Why Should the Obama Administration Approve the Keystone XL Pipeline?
By John Miller
The Keystone XL Project has been a political hot potato for the Obama Administration. Approving the project will benefit the economy and energy security, but risks not addressing carbon emission issues. Blocking the project passes up on an opportunity help the chronically slow U.S. economic recovery and ignores energy security concerns, but could possibly help mitigate climate change. The question becomes, which decision has the greatest benefits compared to the costs and will most benefit the U.S. overall?

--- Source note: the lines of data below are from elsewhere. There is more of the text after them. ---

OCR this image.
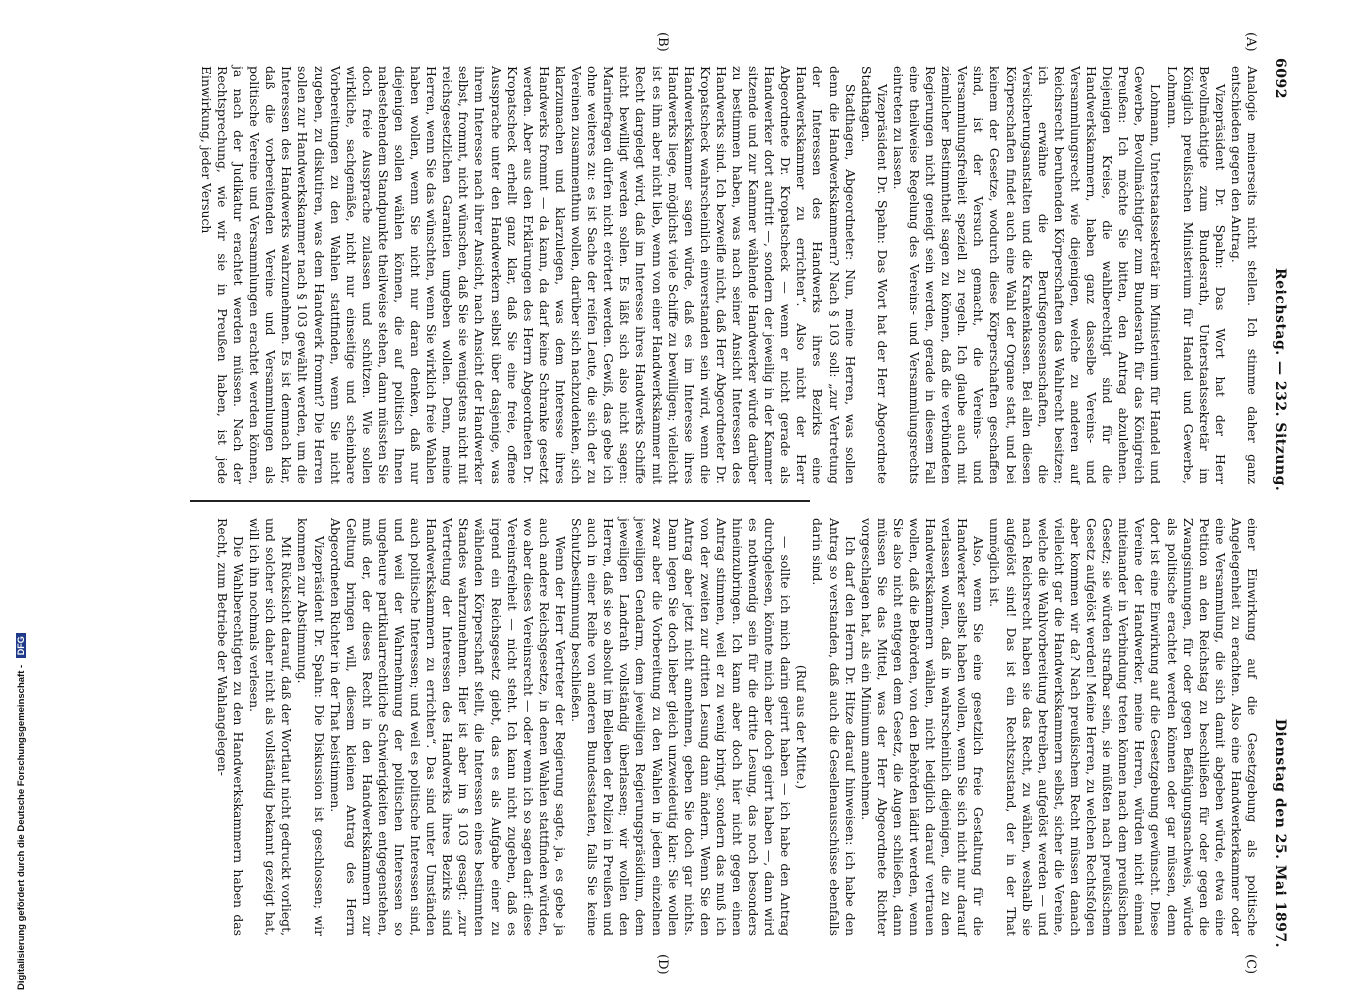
6092
Reichstag. — 232. Sitzung.
Dienstag den 25. Mai 1897.
(A)
(B)
(C)
(D)

Analogie meinerseits nicht stellen. Ich stimme daher ganz entschieden gegen den Antrag.

Vizepräsident Dr. Spahn: Das Wort hat der Herr Bevollmächtigte zum Bundesrath, Unterstaatssekretär im Königlich preußischen Ministerium für Handel und Gewerbe, Lohmann.

Lohmann, Unterstaatssekretär im Ministerium für Handel und Gewerbe, Bevollmächtigter zum Bundesrath für das Königreich Preußen: Ich möchte Sie bitten, den Antrag abzulehnen. Diejenigen Kreise, die wahlberechtigt sind für die Handwerkskammern, haben ganz dasselbe Vereins- und Versammlungsrecht wie diejenigen, welche zu anderen auf Reichsrecht beruhenden Körperschaften das Wahlrecht besitzen; ich erwähne die Berufsgenossenschaften, die Versicherungsanstalten und die Krankenkassen. Bei allen diesen Körperschaften findet auch eine Wahl der Organe statt, und bei keinem der Gesetze, wodurch diese Körperschaften geschaffen sind, ist der Versuch gemacht, die Vereins- und Versammlungsfreiheit speziell zu regeln. Ich glaube auch mit ziemlicher Bestimmtheit sagen zu können, daß die verbündeten Regierungen nicht geneigt sein werden, gerade in diesem Fall eine theilweise Regelung des Vereins- und Versammlungsrechts eintreten zu lassen.

Vizepräsident Dr. Spahn: Das Wort hat der Herr Abgeordnete Stadthagen.

Stadthagen, Abgeordneter: Nun, meine Herren, was sollen denn die Handwerkskammern? Nach § 103 soll: „zur Vertretung der Interessen des Handwerks ihres Bezirks eine Handwerkskammer zu errichten“. Also nicht der Herr Abgeordnete Dr. Kropatscheck — wenn er nicht gerade als Handwerker dort auftritt —, sondern der jeweilig in der Kammer sitzende und zur Kammer wählende Handwerker würde darüber zu bestimmen haben, was nach seiner Ansicht Interessen des Handwerks sind. Ich bezweifle nicht, daß Herr Abgeordneter Dr. Kropatscheck wahrscheinlich einverstanden sein wird, wenn die Handwerkskammer sagen würde, daß es im Interesse ihres Handwerks liege, möglichst viele Schiffe zu bewilligen; vielleicht ist es ihm aber nicht lieb, wenn von einer Handwerkskammer mit Recht dargelegt wird, daß im Interesse ihres Handwerks Schiffe nicht bewilligt werden sollen. Es läßt sich also nicht sagen: Marinefragen dürfen nicht erörtert werden. Gewiß, das gebe ich ohne weiteres zu: es ist Sache der reifen Leute, die sich der zu Vereinen zusammenthun wollen, darüber sich nachzudenken, sich klarzumachen und klarzulegen, was dem Interesse ihres Handwerks frommt — da kann, da darf keine Schranke gesetzt werden. Aber aus den Erklärungen des Herrn Abgeordneten Dr. Kropatscheck erhellt ganz klar, daß Sie eine freie, offene Aussprache unter den Handwerkern selbst über dasjenige, was ihrem Interesse nach ihrer Ansicht, nach Ansicht der Handwerker selbst, frommt, nicht wünschen, daß Sie sie wenigstens nicht mit reichsgesetzlichen Garantien umgeben wollen. Denn, meine Herren, wenn Sie das wünschten, wenn Sie wirklich freie Wahlen haben wollen, wenn Sie nicht nur daran denken, daß nur diejenigen sollen wählen können, die auf politisch Ihnen nahestehendem Standpunkte theilweise stehen, dann müssten Sie doch freie Aussprache zulassen und schützen. Wie sollen wirkliche, sachgemäße, nicht nur einseitige und scheinbare Vorbereitungen zu den Wahlen stattfinden, wenn Sie nicht zugeben, zu diskutiren, was dem Handwerk frommt? Die Herren sollen zur Handwerkskammer nach § 103 gewählt werden, um die Interessen des Handwerks wahrzunehmen. Es ist demnach klar, daß die vorbereitenden Vereine und Versammlungen als politische Vereine und Versammlungen erachtet werden können, ja nach der Judikatur erachtet werden müssen. Nach der Rechtsprechung, wie wir sie in Preußen haben, ist jede Einwirkung, jeder Versuch

einer Einwirkung auf die Gesetzgebung als politische Angelegenheit zu erachten. Also eine Handwerkerkammer oder eine Versammlung, die sich damit abgeben würde, etwa eine Petition an den Reichstag zu beschließen für oder gegen die Zwangsinnungen, für oder gegen Befähigungsnachweis, würde als politische erachtet werden können oder gar müssen, denn dort ist eine Einwirkung auf die Gesetzgebung gewünscht. Diese Vereine der Handwerker, meine Herren, würden nicht einmal miteinander in Verbindung treten können nach dem preußischen Gesetz; sie würden strafbar sein, sie müßten nach preußischem Gesetz aufgelöst werden! Meine Herren, zu welchen Rechtsfolgen aber kommen wir da? Nach preußischem Recht müssen danach vielleicht gar die Handwerkskammern selbst, sicher die Vereine, welche die Wahlvorbereitung betreiben, aufgelöst werden — und nach Reichsrecht haben sie das Recht, zu wählen, weshalb sie aufgelöst sind! Das ist ein Rechtszustand, der in der That unmöglich ist.

Also, wenn Sie eine gesetzlich freie Gestaltung für die Handwerker selbst haben wollen, wenn Sie sich nicht nur darauf verlassen wollen, daß in wahrscheinlich diejenigen, die zu den Handwerkskammern wählen, nicht lediglich darauf vertrauen wollen, daß die Behörden, von den Behörden lädirt werden, wenn Sie also nicht entgegen dem Gesetz, die Augen schließen, dann müssen Sie das Mittel, was der Herr Abgeordnete Richter vorgeschlagen hat, als ein Minimum annehmen.

Ich darf den Herrn Dr. Hitze darauf hinweisen: ich habe den Antrag so verstanden, daß auch die Gesellenausschüsse ebenfalls darin sind.

(Ruf aus der Mitte.)

— sollte ich mich darin geirrt haben — ich habe den Antrag durchgelesen, könnte mich aber doch geirrt haben —, dann wird es nothwendig sein für die dritte Lesung, das noch besonders hineinzubringen. Ich kann aber doch hier nicht gegen einen Antrag stimmen, weil er zu wenig bringt, sondern das muß ich von der zweiten zur dritten Lesung dann ändern. Wenn Sie den Antrag aber jetzt nicht annehmen, geben Sie doch gar nichts. Dann legen Sie doch lieber gleich unzweideutig klar: Sie wollen zwar aber die Vorbereitung zu den Wahlen in jedem einzelnen jeweiligen Gendarm, dem jeweiligen Regierungspräsidium, dem jeweiligen Landrath vollständig überlassen; wir wollen den Herren, daß sie so absolut im Belieben der Polizei in Preußen und auch in einer Reihe von anderen Bundesstaaten, falls Sie keine Schutzbestimmung beschließen.

Wenn der Herr Vertreter der Regierung sagte, ja, es gebe ja auch andere Reichsgesetze, in denen Wahlen stattfinden würden, wo aber dieses Vereinsrecht — oder wenn ich so sagen darf: diese Vereinsfreiheit — nicht steht. Ich kann nicht zugeben, daß es irgend ein Reichsgesetz giebt, das es als Aufgabe einer zu wählenden Körperschaft stellt, die Interessen eines bestimmten Standes wahrzunehmen. Hier ist aber im § 103 gesagt: „zur Vertretung der Interessen des Handwerks ihres Bezirks sind Handwerkskammern zu errichten“. Das sind unter Umständen auch politische Interessen; und weil es politische Interessen sind, und weil der Wahrnehmung der politischen Interessen so ungeheure partikularrechtliche Schwierigkeiten entgegenstehen, muß der, der dieses Recht in den Handwerkskammern zur Geltung bringen will, diesem kleinen Antrag des Herrn Abgeordneten Richter in der That beistimmen.

Vizepräsident Dr. Spahn: Die Diskussion ist geschlossen; wir kommen zur Abstimmung.

Mit Rücksicht darauf, daß der Wortlaut nicht gedruckt vorliegt, und solcher sich daher nicht als vollständig bekannt gezeigt hat, will ich ihn nochmals verlesen.

Die Wahlberechtigten zu den Handwerkskammern haben das Recht, zum Betriebe der Wahlangelegen-

Digitalisierung gefördert durch die Deutsche Forschungsgemeinschaft - DFG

Brief Keystone XL Pipeline History – The original Keystone ‘phase-one’ pipeline project was approved by the U.S. in 2008, constructed and started up in 2010. This first Keystone pipeline helped eliminate a past Canada-U.S. logistic constrain and allowed increasing Canadian syncrude deliveries up to 590 thousand barrels per day (KBD) into the U.S. Midwest. In 2008 a second-phase or extended-branch pipeline project, the ‘Keystone XL’, was proposed to expand the total pipeline system capacity up to 1,100 KBD. The Keystone XL was blocked by the Obama Administration largely due to environmental concerns for the Ogallala Aquifer region. The pipeline owners developed a plan to bypass the sensitive aquifer regions and addressed other potential environmental issues. This modified pipeline plan received final state approval from Nebraska in January 2013.
Following Nebraska’s approval, the Obama Administration has apparently decided to delay any Keystone XL action until the second quarter 2013.